11 abr 2011

POR FAVOR... ¿NO ME COMAS?


Aquí todo se come: no importa que sea un Totoro, un gatito sonriente panza arriba, una Nintendo DS o el mismísimo Wall-e, porque todos ellos están hechos... ¡de arroz!. Sí, de arroz, que constituye la base primordial del denominado Obento, o Bentō japonés, así como de la dieta japonesa en general.

Esta delicia, que constituye lo que para nosotros sería la socorrida comida para llevar, puede elaborarse en casa, aunque lo habitual es que lo encontremos en distintas clases de recipientes en gran diversidad de comercios a pie de calle. Claro está, y por desgracia, en Japón, algo lejos.

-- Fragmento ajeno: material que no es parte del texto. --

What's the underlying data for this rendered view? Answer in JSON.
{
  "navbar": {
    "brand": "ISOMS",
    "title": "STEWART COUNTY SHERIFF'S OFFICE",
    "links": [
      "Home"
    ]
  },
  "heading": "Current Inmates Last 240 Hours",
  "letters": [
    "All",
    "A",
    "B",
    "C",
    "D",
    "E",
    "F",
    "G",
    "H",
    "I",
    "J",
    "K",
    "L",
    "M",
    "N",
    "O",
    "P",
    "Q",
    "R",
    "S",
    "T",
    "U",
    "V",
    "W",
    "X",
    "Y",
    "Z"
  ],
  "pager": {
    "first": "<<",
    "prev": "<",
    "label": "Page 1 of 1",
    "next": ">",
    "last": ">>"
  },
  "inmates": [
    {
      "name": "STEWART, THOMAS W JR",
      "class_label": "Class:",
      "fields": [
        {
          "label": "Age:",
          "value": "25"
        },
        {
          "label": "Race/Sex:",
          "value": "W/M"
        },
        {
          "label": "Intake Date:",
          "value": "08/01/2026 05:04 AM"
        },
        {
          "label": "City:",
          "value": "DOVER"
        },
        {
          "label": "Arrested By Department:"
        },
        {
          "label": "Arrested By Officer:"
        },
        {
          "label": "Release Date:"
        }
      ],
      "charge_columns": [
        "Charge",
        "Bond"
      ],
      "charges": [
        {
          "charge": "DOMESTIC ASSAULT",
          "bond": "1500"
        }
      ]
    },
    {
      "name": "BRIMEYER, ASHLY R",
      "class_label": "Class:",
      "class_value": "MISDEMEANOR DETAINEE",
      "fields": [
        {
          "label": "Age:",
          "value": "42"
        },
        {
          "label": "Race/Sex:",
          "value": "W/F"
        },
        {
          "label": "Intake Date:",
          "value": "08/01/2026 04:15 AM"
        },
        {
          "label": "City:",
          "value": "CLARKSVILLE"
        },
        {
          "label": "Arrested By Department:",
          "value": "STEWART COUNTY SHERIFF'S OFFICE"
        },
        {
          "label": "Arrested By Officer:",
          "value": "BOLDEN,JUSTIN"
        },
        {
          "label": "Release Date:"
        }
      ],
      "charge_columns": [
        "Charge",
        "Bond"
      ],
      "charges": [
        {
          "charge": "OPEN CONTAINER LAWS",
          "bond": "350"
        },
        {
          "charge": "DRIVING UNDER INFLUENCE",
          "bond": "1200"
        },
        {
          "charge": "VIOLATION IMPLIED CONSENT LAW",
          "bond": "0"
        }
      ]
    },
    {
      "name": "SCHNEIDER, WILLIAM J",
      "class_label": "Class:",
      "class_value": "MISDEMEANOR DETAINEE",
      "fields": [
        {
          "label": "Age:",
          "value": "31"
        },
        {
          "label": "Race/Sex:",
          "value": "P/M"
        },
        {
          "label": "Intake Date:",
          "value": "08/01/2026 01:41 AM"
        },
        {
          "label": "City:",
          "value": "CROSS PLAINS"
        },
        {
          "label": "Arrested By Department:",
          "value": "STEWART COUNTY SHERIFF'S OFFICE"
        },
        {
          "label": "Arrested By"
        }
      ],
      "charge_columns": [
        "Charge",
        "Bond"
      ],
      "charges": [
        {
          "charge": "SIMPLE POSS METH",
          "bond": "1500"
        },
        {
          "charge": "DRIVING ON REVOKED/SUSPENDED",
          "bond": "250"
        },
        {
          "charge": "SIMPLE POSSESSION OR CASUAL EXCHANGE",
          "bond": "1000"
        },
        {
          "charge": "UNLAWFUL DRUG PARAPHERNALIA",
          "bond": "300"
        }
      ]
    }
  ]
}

Se compone, como hemos dicho, de arroz (gohan, que está cocinado de una manera especial para poder moldearlo y apelmazarlo), carne o pescado, una guarnición de verduras o frutas, piezas de sushi y la imaginación y el esmero que cada uno quiera dedicarle. Sin lugar a dudas, un plato completito que apenas se deja un nutriente que aportar.

Con las presentaciones inigualables que adelantamos, aunque parezca que ellas nos estén pidiendo “¡por favor, cómeme!”, sobre nosotros recae la terrible decisión de por dónde comenzar a destrozarlas: si por una patita, un ojito, un bigote, la barriga, o atacamos directamente a la sonrisa.

Y es que en estos platos sólo parece haber cabida para la felicidad.